Of course, my snobbery doesn't hide the fact that I'm often among them. I like to think I raise the curve with my sharp dress, razor wit, and roguish charm.

XP = Xtremely Painful

I recently upgraded my desktop PC to Windows XP from Windows 2000 Pro so that I could use remote desktop access with my Mac laptop. I downloaded Dell's upgrade advisor to analyze whether or not my PC and its software were XP upgradeable. After making a few corrections, it seemed I was ready for a step up in the world.

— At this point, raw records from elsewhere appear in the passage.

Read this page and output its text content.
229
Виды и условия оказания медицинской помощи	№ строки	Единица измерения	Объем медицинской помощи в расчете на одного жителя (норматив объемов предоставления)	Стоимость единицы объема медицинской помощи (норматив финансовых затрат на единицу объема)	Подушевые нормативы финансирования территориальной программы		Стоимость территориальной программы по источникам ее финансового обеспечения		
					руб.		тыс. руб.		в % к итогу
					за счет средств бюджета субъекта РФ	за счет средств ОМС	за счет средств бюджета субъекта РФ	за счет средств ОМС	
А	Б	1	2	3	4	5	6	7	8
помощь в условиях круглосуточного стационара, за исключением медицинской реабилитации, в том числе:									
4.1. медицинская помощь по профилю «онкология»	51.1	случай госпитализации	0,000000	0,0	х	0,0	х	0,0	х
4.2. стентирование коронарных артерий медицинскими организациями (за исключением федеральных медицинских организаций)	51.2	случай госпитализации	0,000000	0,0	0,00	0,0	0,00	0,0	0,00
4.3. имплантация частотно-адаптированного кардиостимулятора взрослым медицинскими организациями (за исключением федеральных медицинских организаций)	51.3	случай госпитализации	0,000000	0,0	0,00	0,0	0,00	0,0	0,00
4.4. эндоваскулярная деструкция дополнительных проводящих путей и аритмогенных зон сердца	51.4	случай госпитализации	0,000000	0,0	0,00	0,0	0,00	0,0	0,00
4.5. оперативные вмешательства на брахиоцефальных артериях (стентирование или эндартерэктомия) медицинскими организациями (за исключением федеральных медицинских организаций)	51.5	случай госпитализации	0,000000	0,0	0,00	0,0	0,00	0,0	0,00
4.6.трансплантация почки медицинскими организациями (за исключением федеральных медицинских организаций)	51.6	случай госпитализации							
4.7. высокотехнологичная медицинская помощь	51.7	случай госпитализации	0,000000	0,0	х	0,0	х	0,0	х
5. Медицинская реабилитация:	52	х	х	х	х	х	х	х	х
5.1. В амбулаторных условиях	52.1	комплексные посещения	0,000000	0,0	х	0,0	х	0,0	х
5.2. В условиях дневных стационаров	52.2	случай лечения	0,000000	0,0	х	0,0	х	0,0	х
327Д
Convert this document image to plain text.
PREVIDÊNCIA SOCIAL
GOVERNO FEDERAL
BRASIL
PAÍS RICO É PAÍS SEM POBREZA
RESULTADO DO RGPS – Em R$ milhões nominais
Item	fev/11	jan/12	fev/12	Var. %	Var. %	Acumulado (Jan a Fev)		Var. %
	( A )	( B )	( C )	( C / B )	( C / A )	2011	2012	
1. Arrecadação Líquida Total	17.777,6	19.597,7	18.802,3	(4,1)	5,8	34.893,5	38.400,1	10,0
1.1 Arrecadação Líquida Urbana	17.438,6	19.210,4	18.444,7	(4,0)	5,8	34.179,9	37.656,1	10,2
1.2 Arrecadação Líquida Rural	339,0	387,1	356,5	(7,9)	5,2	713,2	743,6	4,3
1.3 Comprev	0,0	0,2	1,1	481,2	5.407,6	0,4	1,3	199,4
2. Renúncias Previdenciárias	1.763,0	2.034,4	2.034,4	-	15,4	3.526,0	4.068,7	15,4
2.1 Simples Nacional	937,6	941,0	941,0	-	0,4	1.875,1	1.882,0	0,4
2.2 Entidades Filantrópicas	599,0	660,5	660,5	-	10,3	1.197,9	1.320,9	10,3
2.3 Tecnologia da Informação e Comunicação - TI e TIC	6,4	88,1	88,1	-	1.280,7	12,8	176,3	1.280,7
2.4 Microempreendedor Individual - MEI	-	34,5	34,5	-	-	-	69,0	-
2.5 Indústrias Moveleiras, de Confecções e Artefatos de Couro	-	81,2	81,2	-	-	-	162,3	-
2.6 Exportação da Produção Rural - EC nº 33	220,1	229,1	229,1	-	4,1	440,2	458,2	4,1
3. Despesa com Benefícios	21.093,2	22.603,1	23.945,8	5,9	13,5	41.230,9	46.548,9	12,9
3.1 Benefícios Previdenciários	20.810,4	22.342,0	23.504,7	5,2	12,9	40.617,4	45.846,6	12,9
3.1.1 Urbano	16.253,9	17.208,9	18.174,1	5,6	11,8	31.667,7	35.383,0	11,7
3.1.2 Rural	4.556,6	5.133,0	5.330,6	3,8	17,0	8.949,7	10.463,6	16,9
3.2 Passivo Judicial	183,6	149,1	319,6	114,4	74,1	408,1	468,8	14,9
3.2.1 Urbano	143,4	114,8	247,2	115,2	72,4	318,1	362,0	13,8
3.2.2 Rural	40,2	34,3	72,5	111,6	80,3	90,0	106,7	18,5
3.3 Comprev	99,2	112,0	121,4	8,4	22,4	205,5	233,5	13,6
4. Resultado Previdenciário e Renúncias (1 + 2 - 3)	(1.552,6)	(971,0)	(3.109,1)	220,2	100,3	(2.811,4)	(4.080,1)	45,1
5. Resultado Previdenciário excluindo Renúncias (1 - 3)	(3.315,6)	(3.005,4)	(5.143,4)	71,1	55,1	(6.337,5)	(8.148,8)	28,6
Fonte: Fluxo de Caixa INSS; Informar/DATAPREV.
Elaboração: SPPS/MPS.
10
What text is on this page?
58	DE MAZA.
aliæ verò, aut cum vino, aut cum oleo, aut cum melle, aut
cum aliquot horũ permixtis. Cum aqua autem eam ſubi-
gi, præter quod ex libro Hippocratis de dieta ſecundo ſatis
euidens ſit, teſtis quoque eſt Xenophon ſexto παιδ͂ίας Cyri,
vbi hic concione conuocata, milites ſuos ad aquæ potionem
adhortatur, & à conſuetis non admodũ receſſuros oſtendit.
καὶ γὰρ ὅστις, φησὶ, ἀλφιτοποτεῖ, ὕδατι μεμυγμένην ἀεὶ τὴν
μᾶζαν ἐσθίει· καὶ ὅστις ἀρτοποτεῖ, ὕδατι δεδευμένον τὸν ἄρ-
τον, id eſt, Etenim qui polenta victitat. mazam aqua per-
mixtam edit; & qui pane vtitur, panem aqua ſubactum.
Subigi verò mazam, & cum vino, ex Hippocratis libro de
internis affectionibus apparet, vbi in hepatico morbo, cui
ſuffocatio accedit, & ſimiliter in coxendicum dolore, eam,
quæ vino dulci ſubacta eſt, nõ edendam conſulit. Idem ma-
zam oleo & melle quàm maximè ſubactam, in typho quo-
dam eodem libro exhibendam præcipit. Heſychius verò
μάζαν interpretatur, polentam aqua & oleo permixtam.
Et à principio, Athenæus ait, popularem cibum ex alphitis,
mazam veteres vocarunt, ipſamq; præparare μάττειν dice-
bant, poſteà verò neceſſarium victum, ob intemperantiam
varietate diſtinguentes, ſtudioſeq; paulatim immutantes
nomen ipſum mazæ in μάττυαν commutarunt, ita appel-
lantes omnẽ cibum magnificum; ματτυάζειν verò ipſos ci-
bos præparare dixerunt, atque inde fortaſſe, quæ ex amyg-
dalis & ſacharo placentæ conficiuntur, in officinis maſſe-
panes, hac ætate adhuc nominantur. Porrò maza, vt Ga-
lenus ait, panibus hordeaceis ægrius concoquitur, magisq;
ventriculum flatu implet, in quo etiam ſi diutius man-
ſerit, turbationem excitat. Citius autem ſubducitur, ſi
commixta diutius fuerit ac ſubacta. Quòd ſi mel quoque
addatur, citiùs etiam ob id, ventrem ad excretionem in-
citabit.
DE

I've got serious problems. First, turns out my soundcard drivers are not XP compatible, and it doesn't look like Cirrus Semiconductor plans to release any such drivers. All I hear out of my computer's speakers are high-pitched screeches. Second, my CD-RW drive? Not Easy CD Creator 5 compatible, but unfortunately Easy CD Creator 4 is not Windows XP compatible. Greeeeaaat. Thanks Dell. Thanks Microsoft. Thanks Roxio. Looks like I may have to buy a new CD-RW drive and a new soundcard, and even then I'm not sure it will help.
Furthermore, it turns out you can't roll back Windows XP upgrades from Windows 2000 Pro. I'm really peeved. There's nothing more lacking in the world than PC support. Software is so damn complicated--if you have a computer problem and no computer genius for a friend, you're really SOL. I am none too pleased with my tech brethren across Lake Washington.
It's not just the problems I have with their software. For all the money they spend on research, and for all their market share and brilliant employees, they are amazingly uninventive.
In hindsight, I should have let the sleeping dog lie. If you can get a Windows PC to a point where it doesn't crash every other day, don't mess with it. The grass on the other side is yellow, wilted, and plagued with weeds.